Put the pen to paper. It is being sent out tomorrow. Sorry to keep ya all waiting. Just gotta respect my emplo http://tweetphoto.com/5591303″

Matt Kemp (@MattKemp27): For a significant while, I was not at all fond of Mr. Kemp. He has narrowly redeemed himself as of late by posting random photos of his grandmother’s cooking. Ruling: Bloop single

Yessir!!!! http://twitpic.com/rhjul

Rich Thompson/Ryan Rowland-Smith (@Chopper63/@hyphen18): I do not honestly know the difference between these two Australian AL West relief pitchers. But they’re Aussie baseball players… what more do you want? Ruling: Clean single

“http://twitpic.com/qw6k1 – The stash is coming in strong, not long to go! Movember.com”

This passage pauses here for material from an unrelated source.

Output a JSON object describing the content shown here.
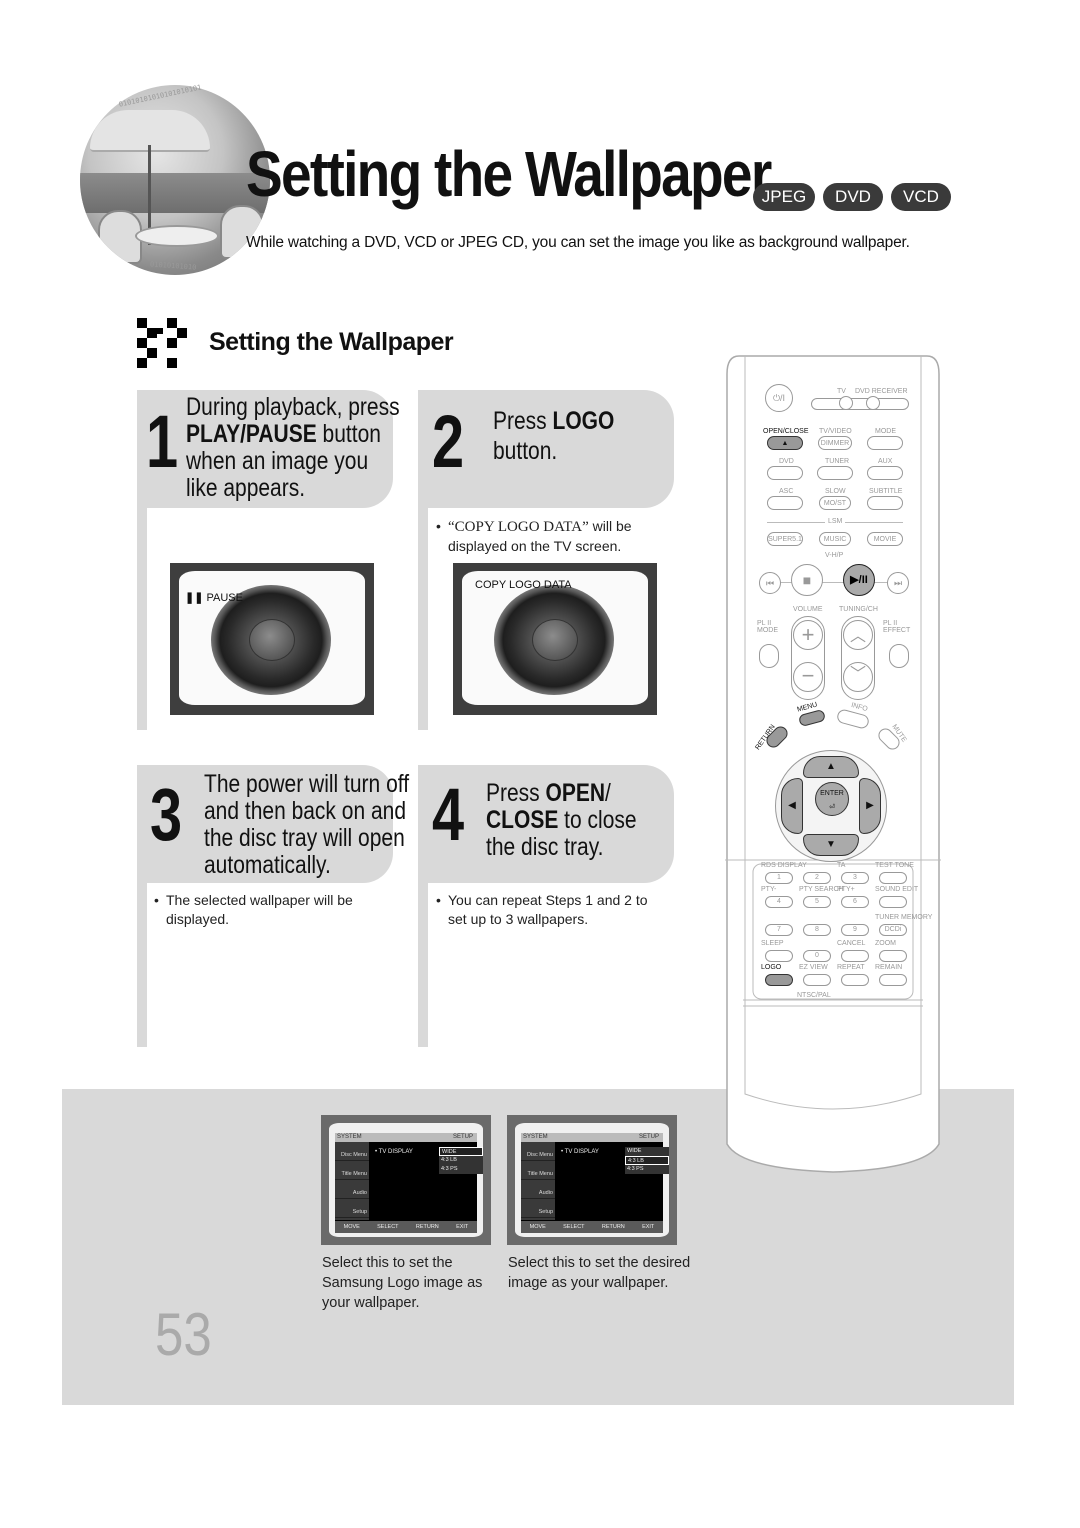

First Day of Summer in the land of AUS!”

Seth McClung (@73_MC): Mostly talks about his baby, his wife, and his X-Box. Pleasant enough that I forgive him for being a Brewer. Ruling: RBI base hit

Little Madison is having a fussy day. Steph is out and it is my 1stday where Im alone dealing with a fussy baby! I finaly got her 2 sleep.”

Joe Maddon (@RaysJoeMaddon): Offers his managerial insight and answers fans’ questions, but also abbreviates too much. It’s OK to spread it between two tweets, Joe. Ruling: Base on balls

Off season we’ll take a break 4 a month or 2 B4 getting back after it. Winning in 2010 begins this winter. I stay in touch w/phone & emails”

Billy Butler (@BillyButlerKC): Pleasant in the same way that Seth McClung is. Ruling: solid single

Happy Anniversary to my wife! Been together for 6yrs & married for 2yrs! She is my best friend.”

Espy” Teahen (@ESPY_teahen): Mark Teahen tweets from the perspective of his dog. I’d prefer him without the gimmick. Ruling: E5

I’m only a dog, but even I know better than to cheer for the Redskins!”

Eric Young (@Eyjr): His tweets lack substance, but Mr. Young gets some points for seeming perpetually cheerful. Ruling: Reaches base on a dropped 3rd strike.

Rise & Grind tweeters. Let’s have productive days!”

Evan Longoria (@Evan3Longoria): A bit too fond of retweeting messages from female fans who think he’s attractive. Ruling: Strike out on a foul bunt attempt

“Taken a ton of pics of the trip to LA with my digital cam. Will share them in the next few days.” (Note: HE NEVER DID.)

Dirk Hayhurst (@TheGarfoose): Mr. Hayhurst makes checking one’s Twitterfeed a worthwhile pursuit. He is delightfully random and conducts frequent trivia contests with exciting prizes for the winners. Ruling: Walk-off grand-slam

Yes, I am a big league pitcher who sews, paints, writes, sculpts, loves his wife more than his paycheck, & has other interests besides ball.”